On 11 Jun., 20:02, William Hughes <wpihug...@hotmail.com> wrote: > On Jun 11, 1:21 pm, WM <mueck...@rz.fh-augsburg.de> wrote: > > Your claim is that "no possibility exists to construct or to > distinguish > by one or many or infinitely many nodes of the tree another path. > > > If you have a tree that is (the nodes of which are) completely covered > > by a set of paths then you cannot show any node that will distinguish > > a further path from that given set of paths. > > You can, however, show a subset of nodes that will distinguish > a further path from that given set of paths.

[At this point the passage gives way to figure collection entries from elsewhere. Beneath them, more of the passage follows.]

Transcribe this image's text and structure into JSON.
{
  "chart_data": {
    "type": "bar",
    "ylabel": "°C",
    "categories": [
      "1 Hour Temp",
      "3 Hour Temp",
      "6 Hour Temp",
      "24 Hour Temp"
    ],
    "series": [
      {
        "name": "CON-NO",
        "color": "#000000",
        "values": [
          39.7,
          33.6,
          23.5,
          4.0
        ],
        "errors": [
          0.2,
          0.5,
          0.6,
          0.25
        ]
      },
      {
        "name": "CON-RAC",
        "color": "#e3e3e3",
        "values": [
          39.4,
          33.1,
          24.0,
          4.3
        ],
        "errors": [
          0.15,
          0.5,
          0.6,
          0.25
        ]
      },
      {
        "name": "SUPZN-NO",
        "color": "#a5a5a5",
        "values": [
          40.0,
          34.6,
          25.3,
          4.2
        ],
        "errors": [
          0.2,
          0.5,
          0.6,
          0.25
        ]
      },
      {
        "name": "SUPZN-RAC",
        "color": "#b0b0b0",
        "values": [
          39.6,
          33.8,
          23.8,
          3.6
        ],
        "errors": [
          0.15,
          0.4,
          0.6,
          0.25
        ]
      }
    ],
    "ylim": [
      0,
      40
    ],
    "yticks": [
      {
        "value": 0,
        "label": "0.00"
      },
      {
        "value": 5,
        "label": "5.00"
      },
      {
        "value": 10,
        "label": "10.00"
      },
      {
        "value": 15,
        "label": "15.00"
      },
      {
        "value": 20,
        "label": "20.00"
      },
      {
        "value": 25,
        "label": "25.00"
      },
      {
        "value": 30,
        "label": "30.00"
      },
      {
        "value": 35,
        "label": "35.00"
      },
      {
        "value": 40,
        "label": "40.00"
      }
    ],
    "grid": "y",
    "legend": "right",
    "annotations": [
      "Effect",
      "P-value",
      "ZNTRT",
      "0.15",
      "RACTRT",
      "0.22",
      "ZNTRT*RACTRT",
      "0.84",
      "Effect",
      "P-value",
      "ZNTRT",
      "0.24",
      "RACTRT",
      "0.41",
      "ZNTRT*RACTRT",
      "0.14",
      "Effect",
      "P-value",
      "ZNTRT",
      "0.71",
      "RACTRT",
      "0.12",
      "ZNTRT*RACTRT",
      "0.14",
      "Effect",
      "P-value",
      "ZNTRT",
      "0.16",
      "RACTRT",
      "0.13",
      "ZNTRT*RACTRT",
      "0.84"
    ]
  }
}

But only before those paths have occupied the tree. Because after construction the given set of paths has occupied the whole tree in that it includes all possible combinations of nodes, i.e., every subset that you might think of is already represented in the tree, because it is constructed such that no subset remains.
Calvin Ostrum said: They sneak in as sets of joined edges and there is nothing you can do about it.
But the contrary is true. All actually infinite paths sneak out. There is no path 0.111... There is only the set of paths 0.1 0.11 0.111 ... That set does not contain an actually infinite path. How should it? Should an infinite union of paths of the form 0.1 yield an infinite path? No The union of all finite paths does not supply an actually infinite path, no matter how large they are. All those numbers which would make R uncountable do not exist! Alas, in Cantor's list that is not so sharply visible.
It's getting time to recognize that actual infinity is actually absent.